El obispo de Matagalpa “se encuentra en una situación de gravedad”, habiendo riesgo de “daños irreparables a su vida, salud e integridad personal”

Rolando Álvarez en la cárcel

En un contundente comunicado emitido ayer, 28 de junio, la Corte Interamericana de Derechos Humanos explicó que “ha notificado el día de hoy al Estado de Nicaragua la resolución de medidas provisionales adoptada en favor de monseñor Rolando José Álvarez Lagos, obispo de Matagalpa, en la que ordenó su liberación inmediata”.

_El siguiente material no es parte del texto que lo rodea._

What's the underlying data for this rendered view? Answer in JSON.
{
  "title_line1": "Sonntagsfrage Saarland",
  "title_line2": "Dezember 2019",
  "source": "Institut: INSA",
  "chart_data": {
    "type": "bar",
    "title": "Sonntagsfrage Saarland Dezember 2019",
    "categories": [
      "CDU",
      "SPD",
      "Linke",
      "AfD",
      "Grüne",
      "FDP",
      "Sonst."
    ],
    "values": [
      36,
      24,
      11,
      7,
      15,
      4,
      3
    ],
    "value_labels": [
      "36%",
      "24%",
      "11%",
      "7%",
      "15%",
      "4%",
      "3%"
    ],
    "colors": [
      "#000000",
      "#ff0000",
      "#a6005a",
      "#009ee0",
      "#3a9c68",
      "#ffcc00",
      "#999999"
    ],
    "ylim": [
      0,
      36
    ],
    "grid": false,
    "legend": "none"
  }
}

De este modo, este importante organismo, referente en materia de derechos humanos en el continente americano, ha dejado claro al régimen sandinista que no hay justificación alguna que motive el encarcelamiento del prelado, por lo que su puesta en libertad debe darse ya. Y es que, tal y como se valora, Rolando Álvarez “se encuentra en una situación de gravedad”, habiendo riesgo de “daños irreparables a su vida, salud e integridad personal”.

Extrema vulnerabilidad

En un dardo directo al presidente, Daniel Ortega, se lamenta que “esta situación es agravada” debido a que el obispo “habría sido condenado a la pérdida de derechos ciudadanos de carácter perpetuo y a la pérdida de la nacionalidad nicaragüense, lo que lo coloca en una situación de extrema vulnerabilidad”.

Por todo ello, la Corte Interamericana de Derechos Humanos, mientras espera que se atienda a su petición y se libere al pastor, exige que, inmediatamente, se adopten “medidas necesarias para proteger eficazmente su vida, salud e integridad personal”.

Acceso a medicamentos

En este sentido, el Estado nicaragüense, “mientras se surten los trámites administrativos necesarios para la liberación inmediata de monseñor Álvarez”, debe “garantizar un trato digno mediante el acceso inmediato a servicios de salud, medicamentos y alimentación adecuada, así como a facilitar su contacto con familiares y abogados”.

Entre rumores sobre el estado de salud del obispo de Matagalpa, que fue condenado el pasado 22 de febrero a una pena de 26 años de cárcel tras negarse a ser expulsado voluntariamente del país junto a otros 222 presos políticos, la última ‘prueba de vida’ se dio cuando, el pasado 26 se marzo, se permitió la visita de sus hermanos al penal de La Modelo.